In function of the age and other characteristics of the patient, different treatments are used to dealing with Gynecomastia:
  • Adolescents:
    • Most teens with Gynecomastia recommends observation and reevaluation at 3-6 months, longer than most of the time this resolves spontaneously.
    • In young with manifest Gynecomastia, which found that indeed there is glandular tissue in the breast, and that are self-conscious by the severity of Gynecomastia, can be used for three months a SERM like tamoxifen. He is not recommended to use raloxifene (lack of experience with this drug in young patients).
    • He is not recommended since aromatase inhibitors which do not seem to be effective.
  • Adults:
    • In the majority of adult men with Gynecomastia is recommended, initially, observation and expectant attitude. There will be follow-up to those patients who have Gynecomastia induced by drugs or produced by an underlying disorder treatable (such as hypogonadism or hyperthyroidism), since once the trigger has been treated the Gynecomastia disappears.

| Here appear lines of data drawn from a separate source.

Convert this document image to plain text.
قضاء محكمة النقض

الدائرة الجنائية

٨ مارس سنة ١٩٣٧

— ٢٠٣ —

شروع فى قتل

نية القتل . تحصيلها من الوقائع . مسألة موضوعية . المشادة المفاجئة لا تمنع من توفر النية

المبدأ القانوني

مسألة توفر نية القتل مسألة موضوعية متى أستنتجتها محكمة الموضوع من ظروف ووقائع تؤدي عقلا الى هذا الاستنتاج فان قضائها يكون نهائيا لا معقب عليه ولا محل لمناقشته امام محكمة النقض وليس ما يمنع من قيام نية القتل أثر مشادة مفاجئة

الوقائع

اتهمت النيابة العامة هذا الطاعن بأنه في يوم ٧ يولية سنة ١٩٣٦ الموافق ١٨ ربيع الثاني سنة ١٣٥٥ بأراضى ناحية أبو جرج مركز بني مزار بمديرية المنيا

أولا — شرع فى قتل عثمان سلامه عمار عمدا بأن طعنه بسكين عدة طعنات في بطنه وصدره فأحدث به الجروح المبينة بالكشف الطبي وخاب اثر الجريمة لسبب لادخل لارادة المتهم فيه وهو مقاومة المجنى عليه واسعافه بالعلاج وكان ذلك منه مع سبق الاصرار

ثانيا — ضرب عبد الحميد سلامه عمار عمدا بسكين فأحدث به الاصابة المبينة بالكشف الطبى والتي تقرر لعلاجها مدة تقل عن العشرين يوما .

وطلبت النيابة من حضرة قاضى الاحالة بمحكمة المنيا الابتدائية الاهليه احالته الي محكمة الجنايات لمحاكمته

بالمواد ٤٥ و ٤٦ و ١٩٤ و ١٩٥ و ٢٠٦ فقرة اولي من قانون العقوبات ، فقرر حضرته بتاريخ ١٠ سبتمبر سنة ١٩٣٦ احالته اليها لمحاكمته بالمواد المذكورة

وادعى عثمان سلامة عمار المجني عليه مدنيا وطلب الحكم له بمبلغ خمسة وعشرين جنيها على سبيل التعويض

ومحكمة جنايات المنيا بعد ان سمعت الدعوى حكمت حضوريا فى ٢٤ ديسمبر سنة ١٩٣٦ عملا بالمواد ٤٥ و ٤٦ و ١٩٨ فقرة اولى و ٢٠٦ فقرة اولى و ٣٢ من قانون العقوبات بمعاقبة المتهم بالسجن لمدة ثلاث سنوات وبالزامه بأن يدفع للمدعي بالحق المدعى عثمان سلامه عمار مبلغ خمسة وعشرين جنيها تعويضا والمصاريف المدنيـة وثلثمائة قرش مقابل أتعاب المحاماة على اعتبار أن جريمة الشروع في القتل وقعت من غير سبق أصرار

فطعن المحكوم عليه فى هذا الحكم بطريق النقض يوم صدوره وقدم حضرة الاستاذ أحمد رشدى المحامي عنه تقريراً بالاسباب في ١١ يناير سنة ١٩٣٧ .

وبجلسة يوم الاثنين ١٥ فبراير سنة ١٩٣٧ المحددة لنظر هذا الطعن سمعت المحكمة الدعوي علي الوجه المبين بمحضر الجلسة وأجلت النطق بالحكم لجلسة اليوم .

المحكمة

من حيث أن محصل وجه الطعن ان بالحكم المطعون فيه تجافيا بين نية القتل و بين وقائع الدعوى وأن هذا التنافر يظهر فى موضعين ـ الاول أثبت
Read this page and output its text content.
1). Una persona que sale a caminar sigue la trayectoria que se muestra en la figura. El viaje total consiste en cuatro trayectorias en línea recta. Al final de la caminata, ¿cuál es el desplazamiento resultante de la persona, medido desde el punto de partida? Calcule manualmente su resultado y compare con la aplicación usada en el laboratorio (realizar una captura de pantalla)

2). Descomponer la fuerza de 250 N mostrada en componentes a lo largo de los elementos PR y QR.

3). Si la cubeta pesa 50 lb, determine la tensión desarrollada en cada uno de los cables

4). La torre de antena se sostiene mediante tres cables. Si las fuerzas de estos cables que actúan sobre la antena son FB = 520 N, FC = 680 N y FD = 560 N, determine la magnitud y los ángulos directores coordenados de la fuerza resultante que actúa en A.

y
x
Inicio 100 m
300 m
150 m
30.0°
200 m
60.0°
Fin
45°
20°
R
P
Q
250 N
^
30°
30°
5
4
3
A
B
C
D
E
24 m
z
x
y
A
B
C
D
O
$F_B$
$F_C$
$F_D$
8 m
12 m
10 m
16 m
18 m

    • In those men that does not identify the cause of the Gynecomastia and this persists more than three months, it is recommended to begin treatment with a SERM for 3 to 6 months, being the most widely used tamoxifen (there is little experience with raloxifene). Aromatase inhibitors are not very effective according to the results of recent studies.
    • In men with Gynecomastia persistent (more than one or two years), in that it involves a stigma and a complex, plastic surgery, is recommended since the breast tissue after so long is fibrous and will not exist response to drugs.
  • Patients with prostate cancer:
    • Preventing Gynecomastia in men with advanced prostate cancer undergoing high-dose antiandrogen monotherapy, treatment with tamoxifen is recommended to reduce the risk of developing gynecomastia. Radiation can be prophylactically to prevent Gynecomastia in some cases.
    • The use of the aromatase inhibitors for the prevention of Gynecomastia, is not recommended since they seem to be effective.
    • In men who have already developed Gynecomastia treatment with antiandrogens, treatment with tamoxifen is recommended.